England fared at first better than the sister isle. The great over-king Ecgbert of Wessex was well able to defend his realm; most of the Viking attacks were beaten off with loss as long as Ecgbert lived (802-838). But under his weaker son Ethelwulf the invasions grew more and more desperate and persistent, till in 850 we find the fatal sign that the Vikings succeeded for the first time in wintering in the land, fortifying themselves in the Kentish isle of Thanet, and defying the fyrd of Wessex to force the narrow waterway that separated it from the mainland.
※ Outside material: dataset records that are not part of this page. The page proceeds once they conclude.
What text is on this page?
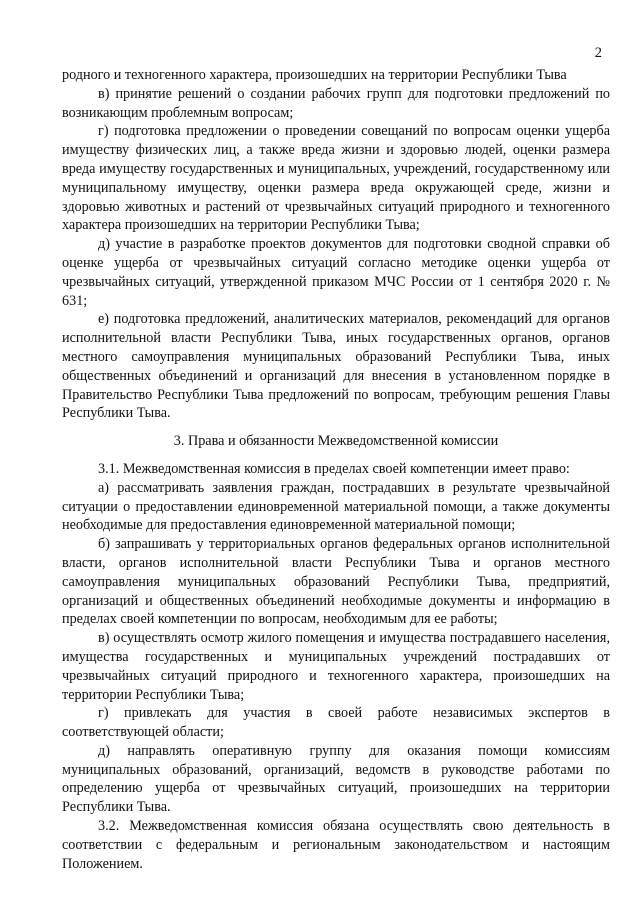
2

родного и техногенного характера, произошедших на территории Республики Тыва

в) принятие решений о создании рабочих групп для подготовки предложений по возникающим проблемным вопросам;

г) подготовка предложении о проведении совещаний по вопросам оценки ущерба имуществу физических лиц, а также вреда жизни и здоровью людей, оценки размера вреда имуществу государственных и муниципальных, учреждений, государственному или муниципальному имуществу, оценки размера вреда окружающей среде, жизни и здоровью животных и растений от чрезвычайных ситуаций природного и техногенного характера произошедших на территории Республики Тыва;

д) участие в разработке проектов документов для подготовки сводной справки об оценке ущерба от чрезвычайных ситуаций согласно методике оценки ущерба от чрезвычайных ситуаций, утвержденной приказом МЧС России от 1 сентября 2020 г. № 631;

е) подготовка предложений, аналитических материалов, рекомендаций для органов исполнительной власти Республики Тыва, иных государственных органов, органов местного самоуправления муниципальных образований Республики Тыва, иных общественных объединений и организаций для внесения в установленном порядке в Правительство Республики Тыва предложений по вопросам, требующим решения Главы Республики Тыва.

3. Права и обязанности Межведомственной комиссии

3.1. Межведомственная комиссия в пределах своей компетенции имеет право:

а) рассматривать заявления граждан, пострадавших в результате чрезвычайной ситуации о предоставлении единовременной материальной помощи, а также документы необходимые для предоставления единовременной материальной помощи;

б) запрашивать у территориальных органов федеральных органов исполнительной власти, органов исполнительной власти Республики Тыва и органов местного самоуправления муниципальных образований Республики Тыва, предприятий, организаций и общественных объединений необходимые документы и информацию в пределах своей компетенции по вопросам, необходимым для ее работы;

в) осуществлять осмотр жилого помещения и имущества пострадавшего населения, имущества государственных и муниципальных учреждений пострадавших от чрезвычайных ситуаций природного и техногенного характера, произошедших на территории Республики Тыва;

г) привлекать для участия в своей работе независимых экспертов в соответствующей области;

д) направлять оперативную группу для оказания помощи комиссиям муниципальных образований, организаций, ведомств в руководстве работами по определению ущерба от чрезвычайных ситуаций, произошедших на территории Республики Тыва.

3.2. Межведомственная комиссия обязана осуществлять свою деятельность в соответствии с федеральным и региональным законодательством и настоящим Положением.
The Danes in the Frankish empire had a far harder task than their Norwegian brethren had found in Ireland, and for a long time they showed much greater caution in venturing inland, or accepting battle in the open field. They fled before the face of Lewis the Pious when he marched against them in force, and it was only when the empire was distracted by civil war that they began to strike boldly up the great rivers and plunder the towns of the interior. It was of evil import for the empire that just before the fight of Fontenay they had sailed up the Seine and taken Rouen (841), and that just before the pacification of Verdun they had entered the Loire and burnt the great port of Nantes.